Audition
A Novel
-
- $2.99
Publisher Description
Longlisted for the 2025 Dublin Literary Award
“Profoundly anti-carceral, abundantly queer, and weird as f*ck, Audition will lead you to spine-tingling places if you are willing to navigate its corridors.” —Casey Lucas, bad apple
The spaceship Audition is hurtling through the cosmos towards the event horizon. Squashed immobile into its largest room are three giants: Alba, Stanley, and Drew. If they talk, the spaceship keeps moving; if they are silent, they resume growing.

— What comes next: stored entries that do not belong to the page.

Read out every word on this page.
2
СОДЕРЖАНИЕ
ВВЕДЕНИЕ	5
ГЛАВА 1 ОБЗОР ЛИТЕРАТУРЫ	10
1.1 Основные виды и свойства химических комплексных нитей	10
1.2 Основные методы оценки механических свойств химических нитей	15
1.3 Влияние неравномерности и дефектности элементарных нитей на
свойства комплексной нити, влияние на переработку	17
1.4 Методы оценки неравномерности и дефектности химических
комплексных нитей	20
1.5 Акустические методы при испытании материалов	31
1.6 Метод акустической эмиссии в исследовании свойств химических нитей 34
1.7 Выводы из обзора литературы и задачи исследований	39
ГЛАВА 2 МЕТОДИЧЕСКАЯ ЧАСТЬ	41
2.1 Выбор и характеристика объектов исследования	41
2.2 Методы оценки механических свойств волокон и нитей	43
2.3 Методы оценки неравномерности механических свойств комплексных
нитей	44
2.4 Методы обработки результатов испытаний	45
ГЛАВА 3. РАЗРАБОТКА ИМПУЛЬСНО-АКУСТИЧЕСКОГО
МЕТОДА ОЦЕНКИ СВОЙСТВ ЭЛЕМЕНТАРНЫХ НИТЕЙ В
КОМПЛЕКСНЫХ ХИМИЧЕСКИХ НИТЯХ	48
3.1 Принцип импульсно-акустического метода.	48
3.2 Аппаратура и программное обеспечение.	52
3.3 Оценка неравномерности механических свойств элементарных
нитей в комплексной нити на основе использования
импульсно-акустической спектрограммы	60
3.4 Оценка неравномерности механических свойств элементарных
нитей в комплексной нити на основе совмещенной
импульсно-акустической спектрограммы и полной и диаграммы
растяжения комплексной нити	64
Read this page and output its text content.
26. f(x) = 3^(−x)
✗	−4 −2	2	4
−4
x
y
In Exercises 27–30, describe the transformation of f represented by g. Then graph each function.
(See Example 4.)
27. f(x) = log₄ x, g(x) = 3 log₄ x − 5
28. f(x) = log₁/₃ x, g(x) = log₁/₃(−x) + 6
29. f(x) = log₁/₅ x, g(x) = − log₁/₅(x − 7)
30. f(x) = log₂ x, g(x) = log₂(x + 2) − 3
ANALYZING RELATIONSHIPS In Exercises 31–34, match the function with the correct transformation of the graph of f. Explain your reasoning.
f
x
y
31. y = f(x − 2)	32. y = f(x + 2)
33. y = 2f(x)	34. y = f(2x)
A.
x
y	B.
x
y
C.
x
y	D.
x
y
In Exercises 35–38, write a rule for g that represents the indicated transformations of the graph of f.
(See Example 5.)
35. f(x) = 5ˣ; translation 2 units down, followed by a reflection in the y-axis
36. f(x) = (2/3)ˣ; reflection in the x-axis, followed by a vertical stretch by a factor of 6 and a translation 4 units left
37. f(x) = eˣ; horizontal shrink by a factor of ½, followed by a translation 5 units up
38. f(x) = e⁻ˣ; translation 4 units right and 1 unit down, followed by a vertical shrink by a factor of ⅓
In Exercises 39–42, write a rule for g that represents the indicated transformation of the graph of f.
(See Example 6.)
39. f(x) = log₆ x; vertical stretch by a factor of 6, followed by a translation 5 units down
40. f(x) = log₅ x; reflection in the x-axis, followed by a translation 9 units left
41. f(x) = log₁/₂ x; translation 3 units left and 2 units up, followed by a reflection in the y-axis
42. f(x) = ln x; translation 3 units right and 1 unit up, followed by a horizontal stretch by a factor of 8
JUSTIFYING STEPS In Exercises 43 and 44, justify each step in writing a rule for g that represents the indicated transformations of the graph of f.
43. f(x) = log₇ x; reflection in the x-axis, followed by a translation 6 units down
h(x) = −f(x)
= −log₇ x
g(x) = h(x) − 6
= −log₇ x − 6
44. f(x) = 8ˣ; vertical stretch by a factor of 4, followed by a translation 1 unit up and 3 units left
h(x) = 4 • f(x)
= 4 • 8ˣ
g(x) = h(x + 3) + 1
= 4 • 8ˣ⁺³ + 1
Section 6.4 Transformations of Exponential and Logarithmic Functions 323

So they talk, and as they do, Alba, Stanley, and Drew recover their shared memory of what has been done to their former selves—experiences of imprisonment, violence, and misrecognition, of disempowerment and underprivilege.
Part science fiction, part social realism, Audition asks what happens when systems of power decide someone takes up too much room, and about how we live with each other’s cruelties, imagine new forms of justice, and transcend the bodies and selves we are given.
APPLE BOOKS REVIEW
Some books are too genre-bending to easily classify and too brilliantly out there to fully explain. Audition is one of them. Nominally, it’s a novel about three giants: Alba, Stanley, and Drew. After growing so tall they’re deemed too big for their society (and failing out of programs designed to make them better fit in), they’re being forever exiled to a faraway planet on a spacecraft powered by their own speech. Author Pip Adam uses beautifully absurd scenarios and occasional trippy abstractions to get at some powerful ideas about structures of power, privilege, and violence. The trio’s story particularly reflects on the prison system, where those who transgress against society often receive treatment that only makes them bigger and bigger outcasts. And yet the three main characters here aren’t angels. As we learn their backstories, we discover the flaws and mistakes that make them compellingly human—or whatever the equivalent is in the world of this wonderfully bizarre read.
PUBLISHERS WEEKLY
The provocative latest by New Zealander Adam (The New Animals) combines science fiction with a treatise against carceral systems. The dialogue-driven narrative has the feel of improvisation as it follows passengers Drew, Stanley, and Alba aboard a spaceship called Audition, where they negotiate the cramped quarters and try to stay positive ("It would be better if we took a moment to be really grateful for this beautiful spacecraft which used to be so perfect for us. Which was built especially for us. When we got too big for Earth," says Stanley). It turns out the trio have grown to more than 18 feet tall while on board, and have discovered that the only way to stop their dangerous rate of growth is to continue talking. They reflect on their metamorphosis, which began in a vaguely described classroom where they prepared for their mission. Eventually, the reader learns that the classroom was not a nurturing environment but a prison, and the Audition constitutes the trio's punishment as it hurtles toward a black hole. Adam charms with her nonstop dialogue and her characters' determination to be hopeful. This ebullient tale thrums with life.